UK unemployment rose to 5.2% in the three months to December 2025 as the impact of Labour’s economic policies hit the jobs market.
The last quarter of 2025 saw UK economic activity flatline as businesses reacted to the uncertainty around the budget and associated tax increases. We now know this led to slower wage growth and higher unemployment.
“UK unemployment has climbed to 5.2%, its highest level in nearly five years, while private-sector wage growth slowed to 3.4% which is the weakest pace since 2020,” said Lale Akoner, global market analyst at eToro.
“It is clear the UK labour market is cooling and inflation pressures from wages are fading.”
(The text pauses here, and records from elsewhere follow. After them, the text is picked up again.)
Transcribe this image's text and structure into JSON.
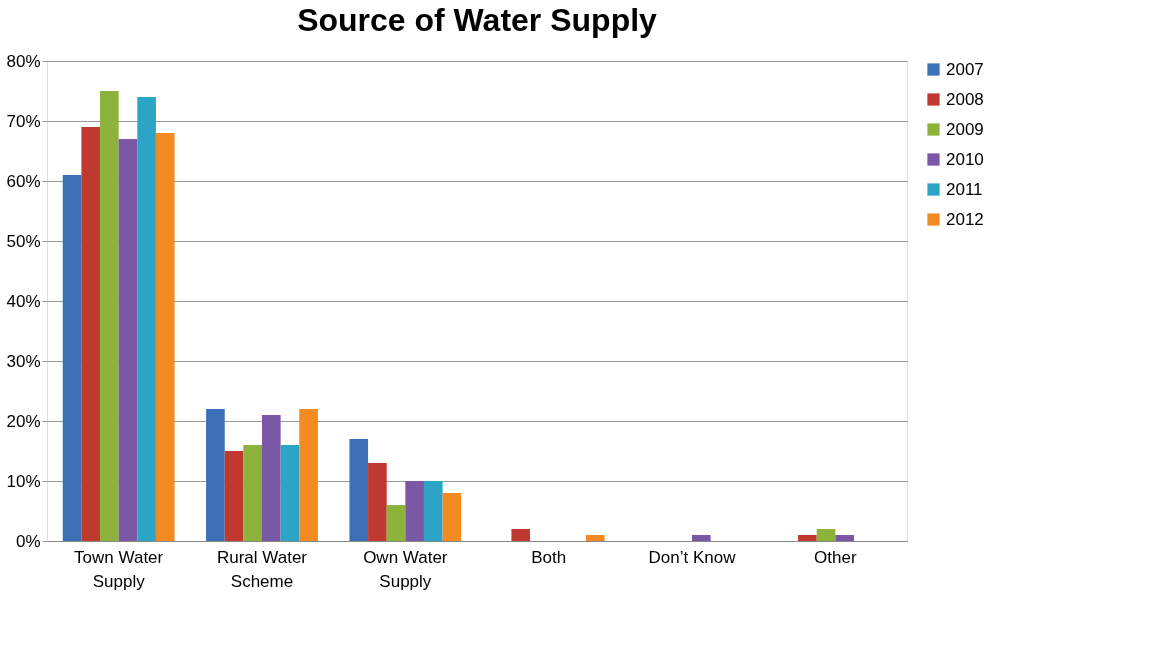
{
  "chart_data": {
    "type": "bar",
    "title": "Source of Water Supply",
    "categories": [
      "Town Water\nSupply",
      "Rural Water\nScheme",
      "Own Water\nSupply",
      "Both",
      "Don’t Know",
      "Other"
    ],
    "series": [
      {
        "name": "2007",
        "color": "#3b6fb6",
        "values": [
          61,
          22,
          17,
          0,
          0,
          0
        ]
      },
      {
        "name": "2008",
        "color": "#c0392f",
        "values": [
          69,
          15,
          13,
          2,
          0,
          1
        ]
      },
      {
        "name": "2009",
        "color": "#8db33c",
        "values": [
          75,
          16,
          6,
          0,
          0,
          2
        ]
      },
      {
        "name": "2010",
        "color": "#7a58a6",
        "values": [
          67,
          21,
          10,
          0,
          1,
          1
        ]
      },
      {
        "name": "2011",
        "color": "#2ba4c6",
        "values": [
          74,
          16,
          10,
          0,
          0,
          0
        ]
      },
      {
        "name": "2012",
        "color": "#f38b22",
        "values": [
          68,
          22,
          8,
          1,
          0,
          0
        ]
      }
    ],
    "ylim": [
      0,
      80
    ],
    "yticks": [
      {
        "value": 0,
        "label": "0%"
      },
      {
        "value": 10,
        "label": "10%"
      },
      {
        "value": 20,
        "label": "20%"
      },
      {
        "value": 30,
        "label": "30%"
      },
      {
        "value": 40,
        "label": "40%"
      },
      {
        "value": 50,
        "label": "50%"
      },
      {
        "value": 60,
        "label": "60%"
      },
      {
        "value": 70,
        "label": "70%"
      },
      {
        "value": 80,
        "label": "80%"
      }
    ],
    "grid": "y",
    "legend": "right"
  }
}
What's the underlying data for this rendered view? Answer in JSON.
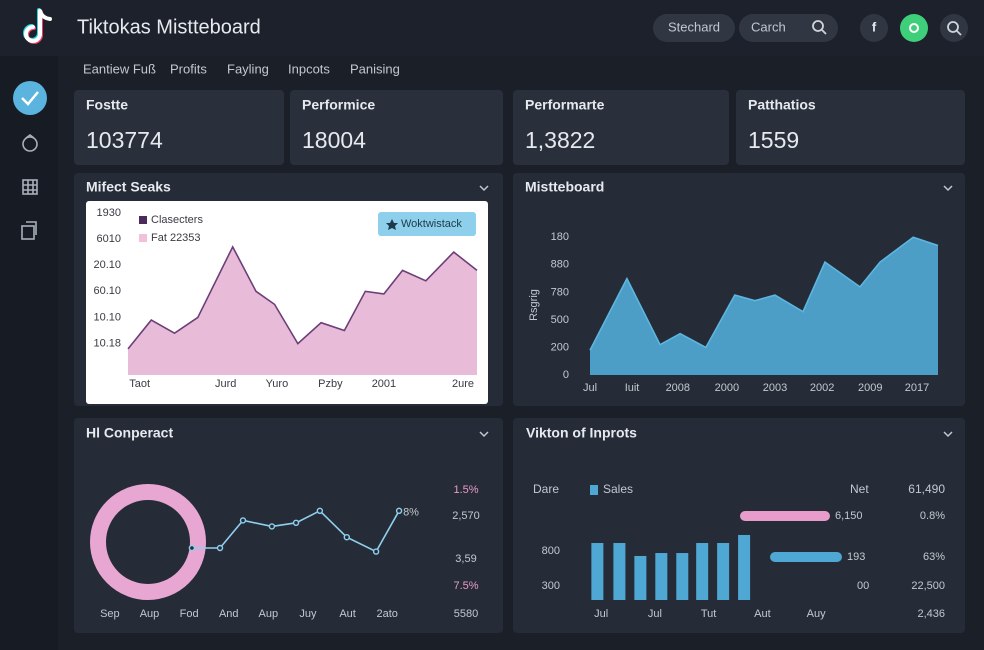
{
  "header": {
    "title": "Tiktokas Mistteboard",
    "button": "Stechard",
    "search": "Carch",
    "social": "f"
  },
  "nav": [
    "Eantiew Fuß",
    "Profits",
    "Fayling",
    "Inpcots",
    "Panising"
  ],
  "cards": [
    {
      "label": "Fostte",
      "value": "103774"
    },
    {
      "label": "Performice",
      "value": "18004"
    },
    {
      "label": "Performarte",
      "value": "1,3822"
    },
    {
      "label": "Patthatios",
      "value": "1559"
    }
  ],
  "panels": [
    {
      "title": "Mifect Seaks",
      "chart": {
        "type": "area",
        "button": "Woktwistack",
        "legend": [
          {
            "name": "Clasecters",
            "color": "#4b2a5c"
          },
          {
            "name": "Fat 22353",
            "color": "#f0c0dc"
          }
        ],
        "line_color": "#6b3f78",
        "color": "#e6b6d6",
        "x": [
          0,
          1,
          2,
          3,
          4.5,
          5.5,
          6.3,
          7.3,
          8.3,
          9.3,
          10.2,
          11,
          11.8,
          12.8,
          14,
          15
        ],
        "values": [
          0.8,
          1.9,
          1.4,
          2.0,
          4.7,
          3.0,
          2.5,
          1.0,
          1.8,
          1.5,
          3.0,
          2.9,
          3.8,
          3.4,
          4.5,
          3.8
        ],
        "xlim": [
          0,
          15
        ],
        "ylim": [
          -0.2,
          6.3
        ],
        "yticks": [
          {
            "value": 6,
            "label": "1930"
          },
          {
            "value": 5,
            "label": "6010"
          },
          {
            "value": 4,
            "label": "20.10"
          },
          {
            "value": 3,
            "label": "60.10"
          },
          {
            "value": 2,
            "label": "10.10"
          },
          {
            "value": 1,
            "label": "10.18"
          }
        ],
        "xticks": [
          {
            "value": 0.5,
            "label": "Taot"
          },
          {
            "value": 4.2,
            "label": "Jurd"
          },
          {
            "value": 6.4,
            "label": "Yuro"
          },
          {
            "value": 8.7,
            "label": "Pzby"
          },
          {
            "value": 11,
            "label": "2001"
          },
          {
            "value": 14.4,
            "label": "2ure"
          }
        ]
      }
    },
    {
      "title": "Mistteboard",
      "chart": {
        "type": "area",
        "y_label": "Rsgrig",
        "color": "#4fa8d4",
        "line_color": "#5cb6e0",
        "x": [
          0,
          0.79,
          1.5,
          1.93,
          2.48,
          3.1,
          3.53,
          3.96,
          4.56,
          5.03,
          5.78,
          6.21,
          6.92,
          7.45
        ],
        "values": [
          0.9,
          3.5,
          1.1,
          1.5,
          1.0,
          2.9,
          2.7,
          2.9,
          2.3,
          4.1,
          3.2,
          4.1,
          5.0,
          4.7
        ],
        "xlim": [
          0,
          7.45
        ],
        "ylim": [
          0,
          5.3
        ],
        "yticks": [
          {
            "value": 5,
            "label": "180"
          },
          {
            "value": 4,
            "label": "880"
          },
          {
            "value": 3,
            "label": "780"
          },
          {
            "value": 2,
            "label": "500"
          },
          {
            "value": 1,
            "label": "200"
          },
          0
        ],
        "xticks": [
          {
            "value": 0,
            "label": "Jul"
          },
          {
            "value": 0.9,
            "label": "Iuit"
          },
          {
            "value": 1.88,
            "label": "2008"
          },
          {
            "value": 2.93,
            "label": "2000"
          },
          {
            "value": 3.96,
            "label": "2003"
          },
          {
            "value": 4.97,
            "label": "2002"
          },
          {
            "value": 6.0,
            "label": "2009"
          },
          {
            "value": 7.0,
            "label": "2017"
          }
        ]
      }
    },
    {
      "title": "Hl Conperact",
      "chart": {
        "type": "line",
        "color": "#8fd0ef",
        "annotation": "8%",
        "x": [
          2.07,
          2.78,
          3.36,
          4.09,
          4.7,
          5.3,
          5.98,
          6.72,
          7.3
        ],
        "values": [
          3.5,
          3.5,
          5.8,
          5.3,
          5.6,
          6.6,
          4.4,
          3.2,
          6.6
        ],
        "xlim": [
          -0.3,
          7.5
        ],
        "ylim": [
          0,
          10
        ],
        "xticks": [
          {
            "value": 0,
            "label": "Sep"
          },
          {
            "value": 1,
            "label": "Aup"
          },
          {
            "value": 2,
            "label": "Fod"
          },
          {
            "value": 3,
            "label": "And"
          },
          {
            "value": 4,
            "label": "Aup"
          },
          {
            "value": 5,
            "label": "Juy"
          },
          {
            "value": 6,
            "label": "Aut"
          },
          {
            "value": 7,
            "label": "2ato"
          }
        ],
        "side_labels": [
          "1.5%",
          "2,570",
          "3,59",
          "7.5%",
          "5580"
        ]
      }
    },
    {
      "title": "Vikton of Inprots",
      "chart": {
        "type": "bar",
        "color": "#4fa8d4",
        "head": {
          "left": "Dare",
          "legend": "Sales",
          "mid": "Net",
          "right": "61,490"
        },
        "x": [
          -0.07,
          0.34,
          0.73,
          1.12,
          1.51,
          1.88,
          2.27,
          2.66
        ],
        "values": [
          914,
          914,
          729,
          771,
          771,
          914,
          914,
          1029
        ],
        "xlim": [
          -0.3,
          4.5
        ],
        "ylim": [
          100,
          1100
        ],
        "yticks": [
          800,
          300
        ],
        "xticks": [
          {
            "value": 0,
            "label": "Jul"
          },
          {
            "value": 1,
            "label": "Jul"
          },
          {
            "value": 2,
            "label": "Tut"
          },
          {
            "value": 3,
            "label": "Aut"
          },
          {
            "value": 4,
            "label": "Auy"
          }
        ],
        "rows": [
          {
            "label": "6,150",
            "color": "#e79ccc",
            "right": "0.8%"
          },
          {
            "label": "193",
            "color": "#4fa8d4",
            "right": "63%"
          },
          {
            "label": "00",
            "right": "22,500"
          }
        ],
        "footer": "2,436"
      }
    }
  ]
}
Wage inflation is one of the key indicators cited by the Bank of England as a reason to be cautious around interest rate cuts. Nowthat wage growth is slowing alongside rising unemployment, the BoE will have no excuse not to cut interest rates at the upcoming meeting in March.
“And crucially, from the perspective of the Bank of England and the outlook for inflation, this weakness is continuing to pull down on wage growth,” explained Luke Bartholomew, Deputy Chief Economist, at Abderdeen.
“Private sector pay growth in particular has essentially returned to an inflation-target consistent rate, meaning that as and when inflation falls to 2% later this year it is likely to stay there rather than start increasing again. Of course, the inflation data tomorrow could throw a wrench in the works, but for now it seems there is a clear case for a further rate cut at the Bank’s next meeting in March, and we continue to expect rates to fall to 3% later this year.”
Interest rate markets are now pricing two interest rate cuts in 2026.